"لتحقيق ذلك" - Translation from Arabic to Turkish

    • Bunun için
        
    • bunu başarmak için
        
    • bunu yapmak için
        
    • bunu gerçekleştirmenin
        
    • Bunun gerçekleşmesi için
        
    • bunu yapmanın
        
    • buna ulaşmak için
        
    • geliyorsa yapacak
        
    Bunun için, kaynağı boşlukta bulmak için iki kulağa gelen sesleri karşılaştırır. TED لتحقيق ذلك فهو يقارن الأصوات الآتية إلى الأذنين لتحديد المصدر في الفراغ.
    Paraya ihtiyacı var ve Bunun için bir kadınla yatmaya hazır. Open Subtitles بحـــاجة إلى المـــــــال وهي مستعدة لممـــارسة الجنس مع إمرأة لتحقيق ذلك.
    Mucizevi şey ise bunu başarmak için daha çok para harcamanız gerekmiyor. TED الشيء المذهل هو: ليس عليك أن تنفق المزيد من المال لتحقيق ذلك.
    Hayatımın son 20 yılında bunu başarmak için bir yol bulmaya çalıştım. TED إيجاد طريقة لتحقيق ذلك هو ما كنت أعمل عليه طوال العشرين عامًا الماضية من حياتي.
    diyerek gitmiyor. Ve işte araştırmanın ana noktası bu ve bunu yapmak için bir adım daha atmamız gerekiyor. TED وهذا هو محور موضوع البحث، ونحتاج لتحقيق ذلك أن نمضي خطوة للأمام،
    bunu gerçekleştirmenin tek yolu vardı. Open Subtitles ليس هنالك سوى طريقةٌ واحدةٌ لتحقيق ذلك..
    Yüz binlerce anonim sıradışıyı, Bunun gerçekleşmesi için çok sıkı çalıştıran şeydi.
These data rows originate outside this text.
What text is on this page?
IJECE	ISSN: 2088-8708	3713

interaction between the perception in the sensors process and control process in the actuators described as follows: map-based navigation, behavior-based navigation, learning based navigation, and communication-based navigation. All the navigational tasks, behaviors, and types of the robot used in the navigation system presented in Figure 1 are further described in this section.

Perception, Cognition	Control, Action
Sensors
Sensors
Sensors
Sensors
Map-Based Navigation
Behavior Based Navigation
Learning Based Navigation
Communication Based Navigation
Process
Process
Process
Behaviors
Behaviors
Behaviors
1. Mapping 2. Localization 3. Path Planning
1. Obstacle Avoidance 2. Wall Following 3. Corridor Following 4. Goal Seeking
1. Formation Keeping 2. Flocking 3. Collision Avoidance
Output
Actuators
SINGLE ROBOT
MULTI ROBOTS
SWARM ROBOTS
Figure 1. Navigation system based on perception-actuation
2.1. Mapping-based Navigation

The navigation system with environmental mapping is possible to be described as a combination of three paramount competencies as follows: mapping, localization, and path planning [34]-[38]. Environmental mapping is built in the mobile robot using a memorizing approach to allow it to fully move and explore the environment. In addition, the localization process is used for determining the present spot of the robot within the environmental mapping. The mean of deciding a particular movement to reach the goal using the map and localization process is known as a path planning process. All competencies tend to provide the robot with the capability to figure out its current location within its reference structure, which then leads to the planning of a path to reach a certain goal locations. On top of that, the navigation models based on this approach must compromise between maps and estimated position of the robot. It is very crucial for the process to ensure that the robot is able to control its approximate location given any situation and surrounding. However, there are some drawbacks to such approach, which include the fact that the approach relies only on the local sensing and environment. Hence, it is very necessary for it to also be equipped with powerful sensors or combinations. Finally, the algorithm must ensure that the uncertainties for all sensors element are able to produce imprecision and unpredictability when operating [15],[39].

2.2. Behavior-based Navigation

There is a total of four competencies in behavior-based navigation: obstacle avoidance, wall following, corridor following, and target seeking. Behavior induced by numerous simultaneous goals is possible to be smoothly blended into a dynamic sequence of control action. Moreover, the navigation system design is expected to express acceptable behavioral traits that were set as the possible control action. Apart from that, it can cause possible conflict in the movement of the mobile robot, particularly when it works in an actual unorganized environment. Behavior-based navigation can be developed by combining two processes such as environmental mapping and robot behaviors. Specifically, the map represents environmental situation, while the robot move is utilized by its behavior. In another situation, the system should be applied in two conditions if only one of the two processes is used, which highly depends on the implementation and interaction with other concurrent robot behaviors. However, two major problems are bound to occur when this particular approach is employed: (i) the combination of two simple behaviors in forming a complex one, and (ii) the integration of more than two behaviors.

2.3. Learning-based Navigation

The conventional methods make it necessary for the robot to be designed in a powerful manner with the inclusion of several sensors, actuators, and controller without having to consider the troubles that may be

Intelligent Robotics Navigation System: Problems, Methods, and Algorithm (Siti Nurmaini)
TED هي ما جعل مائة ألف من المميزين المجهولين يعملون بجهد لتحقيق ذلك.
    NASA'daki bilim adamları tam da bunu yapmanın bir yolunu buldu. TED لقد وجد العلماء في ناسا طريقة لتحقيق ذلك.
    buna ulaşmak için ne yardım gerekiyorsa yapmaya razıyım. Open Subtitles وإنّني مستـــــعد لمساعدتك على كل ما يتطـــلبه الأمر... لتحقيق ذلك.
    Aurora Rebekah'ı evde görme arzumuzdan gayet de haberdar ...ve eminim yardım etmek için elinden ne geliyorsa yapacak. Open Subtitles (أورورا) عليمة تمامًا برغبتنا لعودة (ريبيكا) لبيتنا أوقن أنّها ستبذل قصارى جهدها لتحقيق ذلك.
    - Bunun için büyük bir ordu gerekir. - Büyük bir ordumuz olacak. Open Subtitles نحتاج جيشا كبيرا لتحقيق ذلك سيكون لدينا جيشا كبيرا
    Bunun için kaç kişiyi aramam gerektiğini biliyor musun? Open Subtitles هل تعلم قدر الجهد و الأشخاص الذين علي أن أضغط عليهم لتحقيق ذلك ؟
    Sizin konuştuğunuz gibi büyük bir sükse yapmak için yani. bunu başarmak için kimi yenmeniz gerekebileceğini hayal bile edemiyorum. Open Subtitles لنشر قصه كالذي تتحدث عنها لايمكنني تخيل من عليك هزيمته, لتحقيق ذلك
    Ama şunu da itiraf etmeliyiz ki, aynı ağları ve teknolojileri yaşadıklarımıza alternatif oluşturmak ve bunu başarmak için gereken uzlaşı ve ittifakları oluşturmak için iyi kullanamadık. TED لكن علينا الاعتراف أننا لم نحسن استخدام هذه الشبكات والتقنيات لنحدد بديلًا واضحًا لما نشهده الآن ونجد إجماعًا ونبني التحالفات الضرورية لتحقيق ذلك.
    Sizin için suçu üzerime alacağımı söylemiştim ve şimdi de bunu yapmak için size gerekenleri veriyorum. Open Subtitles قلت أود ان احمل المسؤلية والآن أنا أعطيك الوسائل لتحقيق ذلك
    Şehrimi birleştirmek istiyorum ama bunu yapmak için şiddete başvurmayacağım. Open Subtitles أنا بحاجة لتوحيد مدينتي، ولكن أنا لن استخدام العنف لتحقيق ذلك.
    - Ünlü olmak için bu büyük şehre geldim. - Bunun gerçekleşmesi için her şeyi yaparım. Open Subtitles أتيت إلى المدين الكبيرة لأصبح نجمة سأفعل أي شيء لتحقيق ذلك
    Bu yüzden kurgusal bir karakter yaratmak istedim ya da bu yeraltı mekanlarında hayat süren bir hayvan, ve, o zaman, bunu yapmanın en basit yolu kendimi şekillendirmekti. TED فأردت تصور شخصية خيالية أو حتى حيوان يقطن في تلك المناطق النفقية، ولعل من أيسر السبل لتحقيق ذلك في وقتها, كان عن طريق تصوير نفسي.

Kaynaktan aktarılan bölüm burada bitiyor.